Science needs democracy

February 7, 2008

Lord Winston gets himself Brownie points by declaring that scientists should heed the public's fears (News, 24 January). Yet last month, when we raised the legitimate concern that the Human Fertilisation and Embryology Bill would allow the first steps towards the creation of genetically modified babies, he accused us of "scaremongering".

I never scaremonger, on principle, and the Government's own documents have admitted that allowing scientists to develop the technology to create GM babies is the reason it has removed the prohibition on genetic modification of embryos in the Bill. The temporary retention of the ban on creation of GM babies is no reassurance, since it is based not on ethical/social grounds but on safety grounds - hence the need to work on embryos to improve the technology.

The allegation of scaremongering is part of scientists' time-honoured trick to avoid democratic debate on science policy when it really matters, that is, at the stage of beginning research in a particular area. At this point they insist that concerns are "irrational". When the technology is mature, they present a fait accompli and say that it is inevitable, and that if we ban it here, Britain will lose out. So, sorry, ethics will have to bend, yet again.

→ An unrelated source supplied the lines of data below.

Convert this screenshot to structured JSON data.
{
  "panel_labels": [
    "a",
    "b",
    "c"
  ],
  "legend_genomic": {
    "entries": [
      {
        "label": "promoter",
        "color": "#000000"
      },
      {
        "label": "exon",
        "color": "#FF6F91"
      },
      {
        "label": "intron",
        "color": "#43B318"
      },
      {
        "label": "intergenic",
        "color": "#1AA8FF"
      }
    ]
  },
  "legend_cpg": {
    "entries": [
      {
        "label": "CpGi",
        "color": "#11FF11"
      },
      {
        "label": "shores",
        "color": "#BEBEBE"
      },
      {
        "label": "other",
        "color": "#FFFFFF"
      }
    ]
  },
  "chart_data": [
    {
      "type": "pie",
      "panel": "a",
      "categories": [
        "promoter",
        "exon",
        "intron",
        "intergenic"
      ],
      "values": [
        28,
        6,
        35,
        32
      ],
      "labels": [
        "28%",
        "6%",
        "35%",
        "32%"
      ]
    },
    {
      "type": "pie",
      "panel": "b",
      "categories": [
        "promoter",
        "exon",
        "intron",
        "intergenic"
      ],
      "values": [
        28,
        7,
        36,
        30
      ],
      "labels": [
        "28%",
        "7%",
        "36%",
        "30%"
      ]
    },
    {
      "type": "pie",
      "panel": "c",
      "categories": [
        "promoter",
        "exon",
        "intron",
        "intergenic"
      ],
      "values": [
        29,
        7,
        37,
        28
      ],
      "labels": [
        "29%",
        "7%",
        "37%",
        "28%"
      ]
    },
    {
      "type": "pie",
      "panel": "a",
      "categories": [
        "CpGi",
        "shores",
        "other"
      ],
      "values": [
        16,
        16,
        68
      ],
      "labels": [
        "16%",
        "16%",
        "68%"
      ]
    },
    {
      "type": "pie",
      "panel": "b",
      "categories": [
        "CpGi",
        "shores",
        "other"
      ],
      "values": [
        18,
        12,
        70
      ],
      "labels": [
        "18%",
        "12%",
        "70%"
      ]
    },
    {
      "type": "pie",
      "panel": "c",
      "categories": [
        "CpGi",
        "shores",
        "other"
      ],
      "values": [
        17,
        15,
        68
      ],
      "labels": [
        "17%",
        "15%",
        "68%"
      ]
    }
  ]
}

The lack of sincerity in the scientific community's response to public concerns shows through in the description of public concerns as "fears". Despite public engagement in science, scientists' attitudes have changed not one whit. Scratch a scientist and they will tell you that they are rational and anyone who criticises science is irrational. What we need is not for scientists to listen to our "fears", thank you very much, but a thoroughgoing democratic control over science.

David King, Director, Human Genetics Alert.